Loving
de Jeff Nichols
Sélection officielle
En compétition








« Loving contre l’État de Virginie »

Inspiré d’une affaire qui défraya la chronique judiciaire en son temps, le film rend hommage à Richard et Mildred Loving, un couple mixte marié en 1958, dans une Amérique ségrégationniste. Les deux jeunes gens avaient grandi à Central Point, une petite ville de Virginie où les communautés se côtoyaient sans problèmes. L’État de Virginie ne reconnaissant pas leur union, ils furent condamnés à un an de prison, avec suspension de la sentence à condition qu’ils quittent l’État. Installé à Washington, le couple a été contacté dix ans plus tard par l’Union Américaine pour les Droits Civiques (ACLU) qui leur conseilla de porter l’affaire devant les tribunaux… On pouvait être surpris de voir aux commandes de cette reconstitution Jeff Nichols, le cinéaste des novateurs Take Shalter et Mud. Allait-il trahir son art et se mouler dans les canons du politiquement correct hollywoodien ? Il n’en est rien. Loving est une touchante romance, dont le ton est plus proche de l’élégance du cinéma de Todd Haynes (Loin du paradis) que des conventions du film à Oscars. Ni violons sirupeux ni script démonstratif dans ce film elliptique et brillant, et au demeurant fort instructif sur le mouvement noir américain, loin de l'académisme de certains pensums (dont le déplorable Selma d’Ava DuVernay). Loving nous replonge dans une période trouble des États-Unis, au cours de laquelle un juge pouvait écrire sans sourciller que « Dieu Tout-Puissant a créé les races blanche, noire, jaune et rouge, et les a placées sur des continents séparés. Et si l’on ne vient pas perturber Son ordonnancement, il n’y a aucune raison pour que ce type de mariage existe. Car s’il a ainsi séparé les races, c’est parce qu’il n’avait pas l’intention qu’elles se mélangent »… C’est la Cour Suprême qui eut le dernier mot et ses sages déclarèrent anticonstitutionnelles l’intégralité des lois interdisant les unions mixtes, d’autant plus qu’elles violaient le 14e amendement qui garantissait que la liberté de choix de se marier ne soit pas restreinte par des discriminations raciales.

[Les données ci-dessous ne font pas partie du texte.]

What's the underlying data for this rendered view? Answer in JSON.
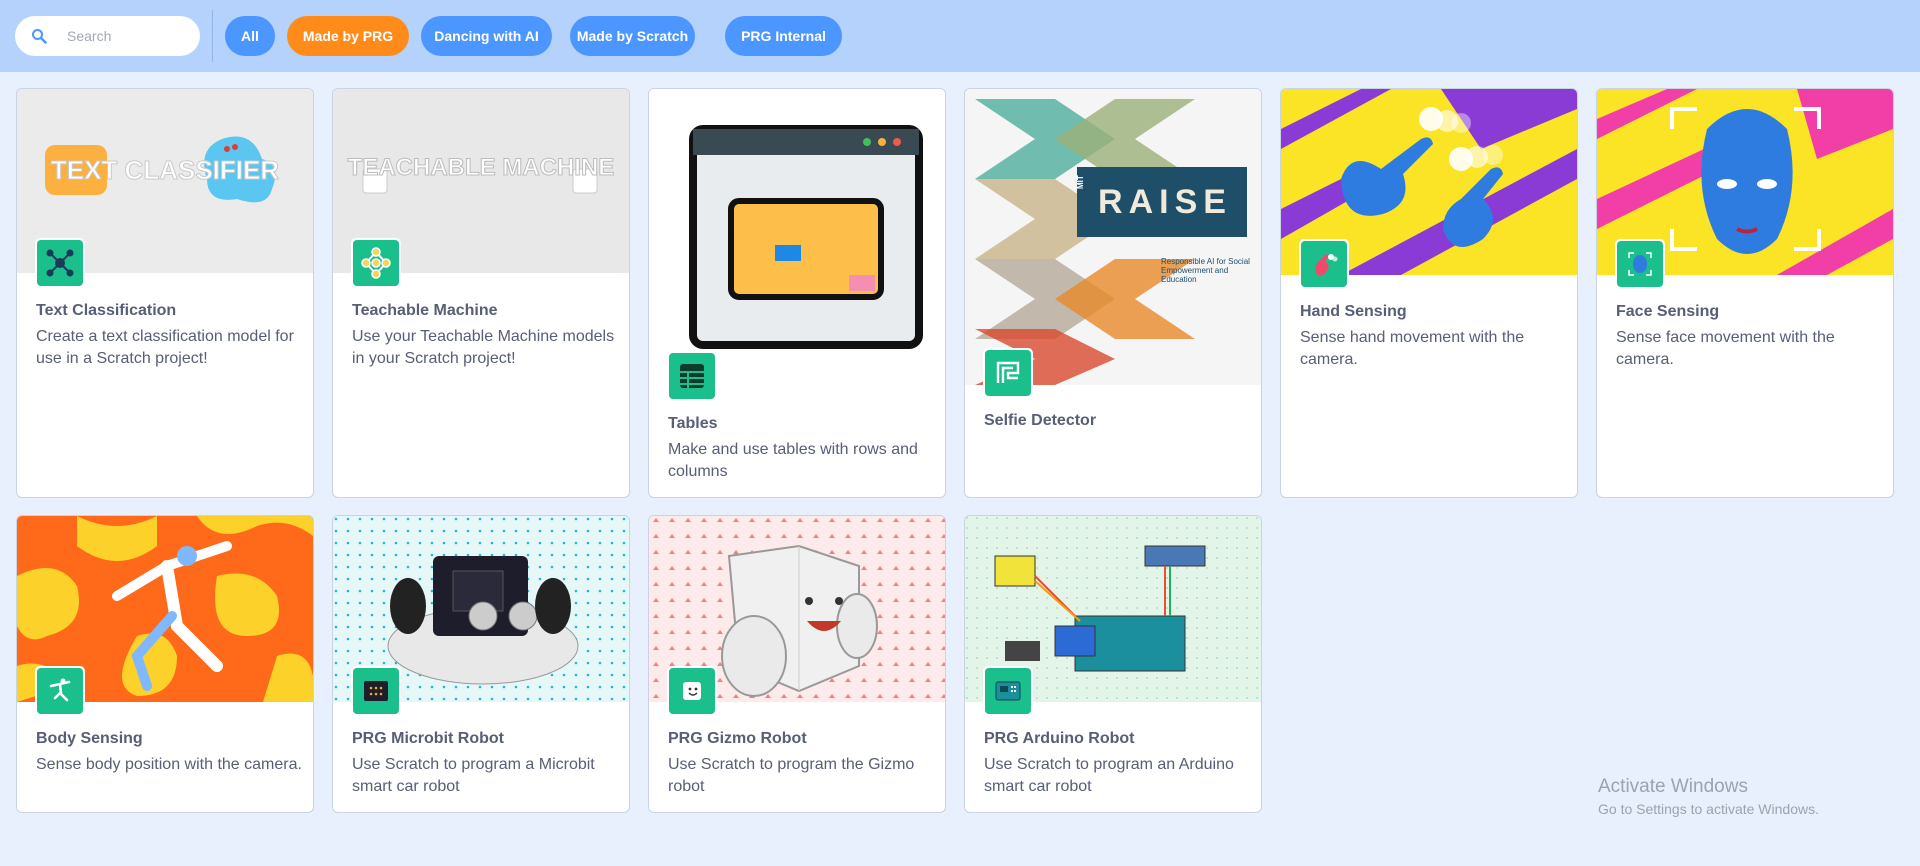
{
  "search": {
    "placeholder": "Search"
  },
  "filters": [
    {
      "label": "All"
    },
    {
      "label": "Made by PRG"
    },
    {
      "label": "Dancing with AI"
    },
    {
      "label": "Made by Scratch"
    },
    {
      "label": "PRG Internal"
    }
  ],
  "active_filter": "Made by PRG",
  "cards": [
    {
      "title": "Text Classification",
      "desc": "Create a text classification model for use in a Scratch project!",
      "art_text": "TEXT CLASSIFIER",
      "icon": "network-icon"
    },
    {
      "title": "Teachable Machine",
      "desc": "Use your Teachable Machine models in your Scratch project!",
      "art_text": "TEACHABLE MACHINE",
      "icon": "network-icon"
    },
    {
      "title": "Tables",
      "desc": "Make and use tables with rows and columns",
      "icon": "table-icon"
    },
    {
      "title": "Selfie Detector",
      "desc": "",
      "art_text": "RAISE",
      "art_mit": "MIT",
      "art_subtitle": "Responsible AI for Social Empowerment and Education",
      "icon": "selfie-icon"
    },
    {
      "title": "Hand Sensing",
      "desc": "Sense hand movement with the camera.",
      "icon": "hand-icon"
    },
    {
      "title": "Face Sensing",
      "desc": "Sense face movement with the camera.",
      "icon": "face-icon"
    },
    {
      "title": "Body Sensing",
      "desc": "Sense body position with the camera.",
      "icon": "body-icon"
    },
    {
      "title": "PRG Microbit Robot",
      "desc": "Use Scratch to program a Microbit smart car robot",
      "icon": "microbit-icon"
    },
    {
      "title": "PRG Gizmo Robot",
      "desc": "Use Scratch to program the Gizmo robot",
      "icon": "gizmo-icon"
    },
    {
      "title": "PRG Arduino Robot",
      "desc": "Use Scratch to program an Arduino smart car robot",
      "icon": "arduino-icon"
    }
  ],
  "watermark": {
    "title": "Activate Windows",
    "subtitle": "Go to Settings to activate Windows."
  },
  "colors": {
    "topbar": "#b5d2fd",
    "pill": "#4c97ff",
    "pill_active": "#ff8c1a",
    "icon_green": "#1bbf8b",
    "text": "#575e75"
  }
}
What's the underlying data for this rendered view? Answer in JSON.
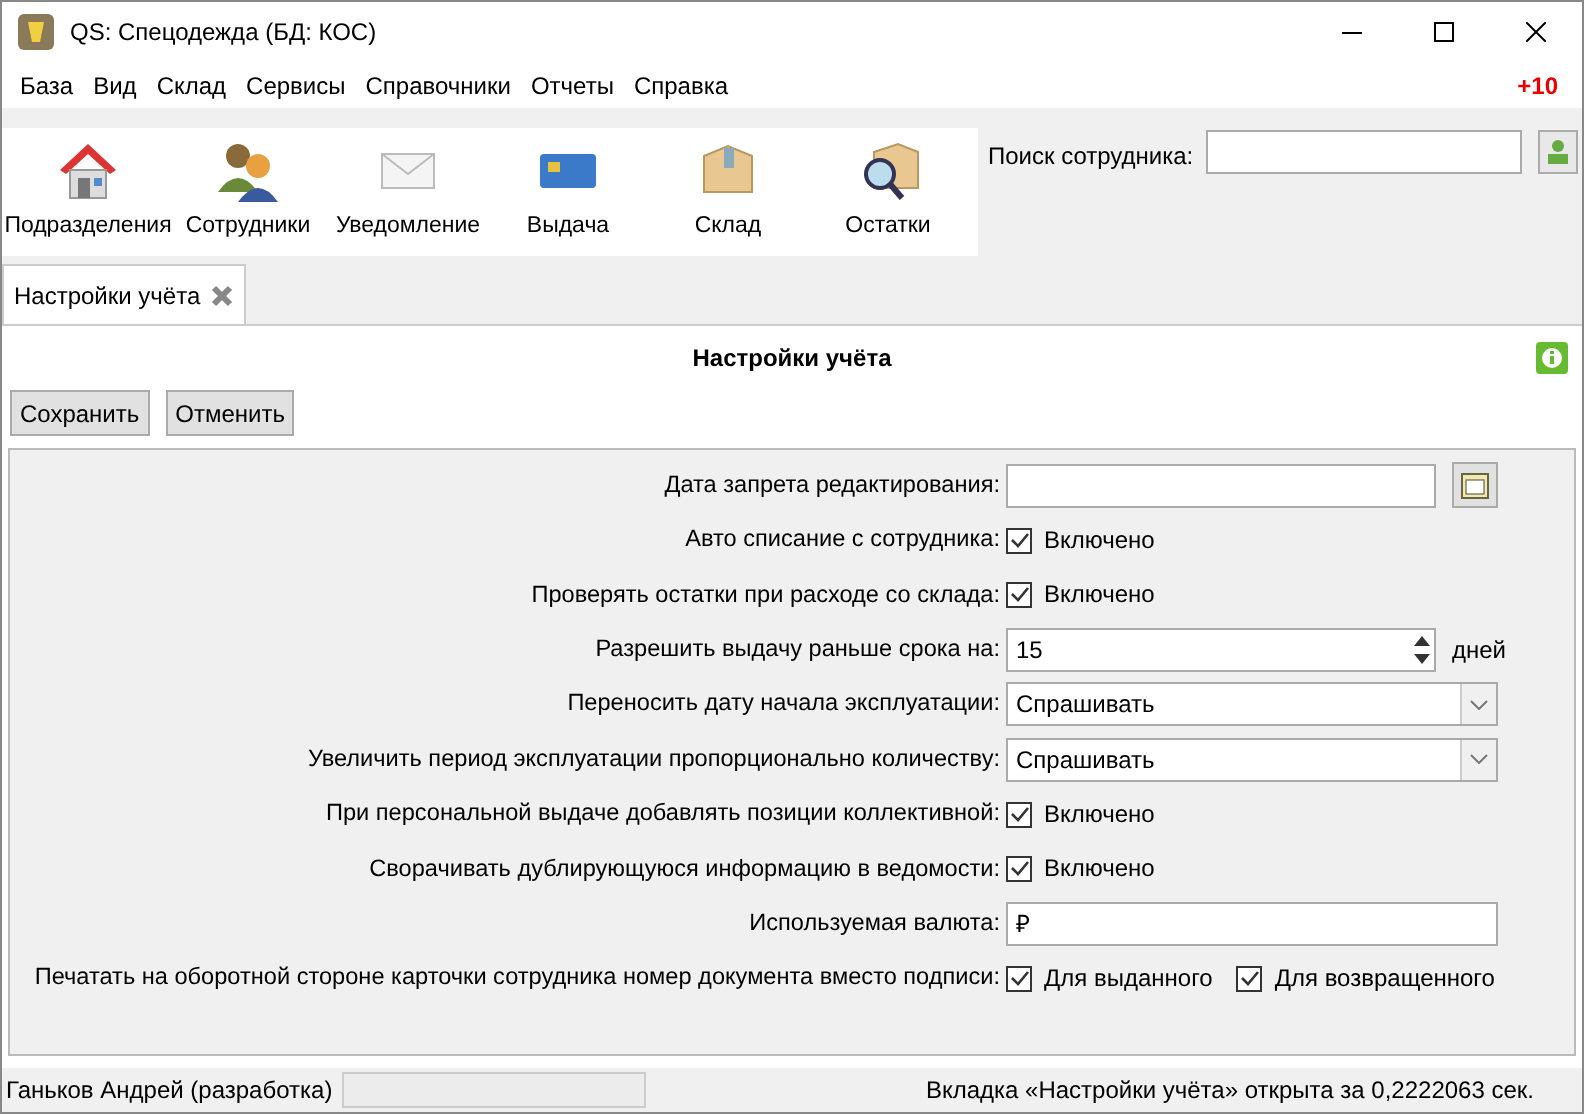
{
  "window": {
    "title": "QS: Спецодежда (БД: КОС)"
  },
  "menu": [
    "База",
    "Вид",
    "Склад",
    "Сервисы",
    "Справочники",
    "Отчеты",
    "Справка"
  ],
  "menu_badge": "+10",
  "toolbar": [
    {
      "label": "Подразделения",
      "kind": "house"
    },
    {
      "label": "Сотрудники",
      "kind": "people"
    },
    {
      "label": "Уведомление",
      "kind": "envelope"
    },
    {
      "label": "Выдача",
      "kind": "card"
    },
    {
      "label": "Склад",
      "kind": "box"
    },
    {
      "label": "Остатки",
      "kind": "search-box"
    }
  ],
  "search": {
    "label": "Поиск сотрудника:"
  },
  "tabs": [
    {
      "label": "Настройки учёта",
      "selected": true
    }
  ],
  "panel": {
    "title": "Настройки учёта",
    "buttons": [
      "Сохранить",
      "Отменить"
    ]
  },
  "settings": [
    {
      "kind": "date",
      "label": "Дата запрета редактирования:"
    },
    {
      "kind": "checkbox",
      "label": "Авто списание с сотрудника:",
      "options": [
        {
          "label": "Включено",
          "checked": true
        }
      ]
    },
    {
      "kind": "checkbox",
      "label": "Проверять остатки при расходе со склада:",
      "options": [
        {
          "label": "Включено",
          "checked": true
        }
      ]
    },
    {
      "kind": "spin",
      "label": "Разрешить выдачу раньше срока на:",
      "value": "15",
      "unit": "дней"
    },
    {
      "kind": "select",
      "label": "Переносить дату начала эксплуатации:",
      "value": "Спрашивать"
    },
    {
      "kind": "select",
      "label": "Увеличить период эксплуатации пропорционально количеству:",
      "value": "Спрашивать"
    },
    {
      "kind": "checkbox",
      "label": "При персональной выдаче добавлять позиции коллективной:",
      "options": [
        {
          "label": "Включено",
          "checked": true
        }
      ]
    },
    {
      "kind": "checkbox",
      "label": "Сворачивать дублирующуюся информацию в ведомости:",
      "options": [
        {
          "label": "Включено",
          "checked": true
        }
      ]
    },
    {
      "kind": "text",
      "label": "Используемая валюта:",
      "value": "₽"
    },
    {
      "kind": "checkbox",
      "label": "Печатать на оборотной стороне карточки сотрудника номер документа вместо подписи:",
      "options": [
        {
          "label": "Для выданного",
          "checked": true
        },
        {
          "label": "Для возвращенного",
          "checked": true
        }
      ]
    }
  ],
  "status_bar": {
    "user": "Ганьков Андрей (разработка)",
    "message": "Вкладка «Настройки учёта» открыта за 0,2222063 сек."
  }
}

Au-delà de son intérêt historique, Loving surprend par la délicatesse de sa trame romanesque. « J’ai été frappé par la simplicité de leur histoire d’amour, d’une grande pureté », a déclaré Jeff Nichols à propos du couple Loving. Un échange de regards ou des bribes de paroles suffisent au cinéaste pour suggérer la passion amoureuse, et Jeff Nichols est alors au carrefour du lyrisme contenu de Douglas Sirk (Tout ce que le ciel permet) et du classicisme sobre de Clint Eastwood (Sur la route de Madison). Le film évite avec intelligence les interminables scènes de procès, qui auraient pu plomber l’œuvre, et préfère se focaliser sur le petit quotidien d’une famille, qu’un cinéaste moins doué aurait sacrifié au montage au nom de l’efficacité narrative. En même temps, le réalisateur est fidèle à ses thèmes : la nature s’avère à la fois rassurante et inquiétante, la paranoïa s’installe dans une société où les plus dangereux ne sont pas ceux que l’on croit, et le spectateur assiste une fois de plus aux déboires d’une famille menacée. La réussite de ce film subtil, étrangement absent du palmarès cannois, doit aussi beaucoup aux collaborateurs du cinéaste, dont son habituel directeur de la photo Adam Stone. L’interprétation est sans failles. Marton Csokas en shérif raciste ou Nick Kroll et Jon Bass en juristes avisés entourent avec talent les deux acteurs principaux : Joel Edgerton, surtout vu dans des blockbusters (Exodus: Gods and Kings), a la force tranquille d’un Ernest Borgnine, quand sa partenaire Ruth Negga irradie l’écran par son jeu émouvant.

Gérard Crespo


2h03 - États-Unis - Scénario : Jeff NICHOLS - Interprétation : Joel EDGERTON, Ruth NEGGA, Michael SHANNON, Nick KROLL, Jon BASS, Marton CSOKAS, Bill CAMP, Ruth WILSON.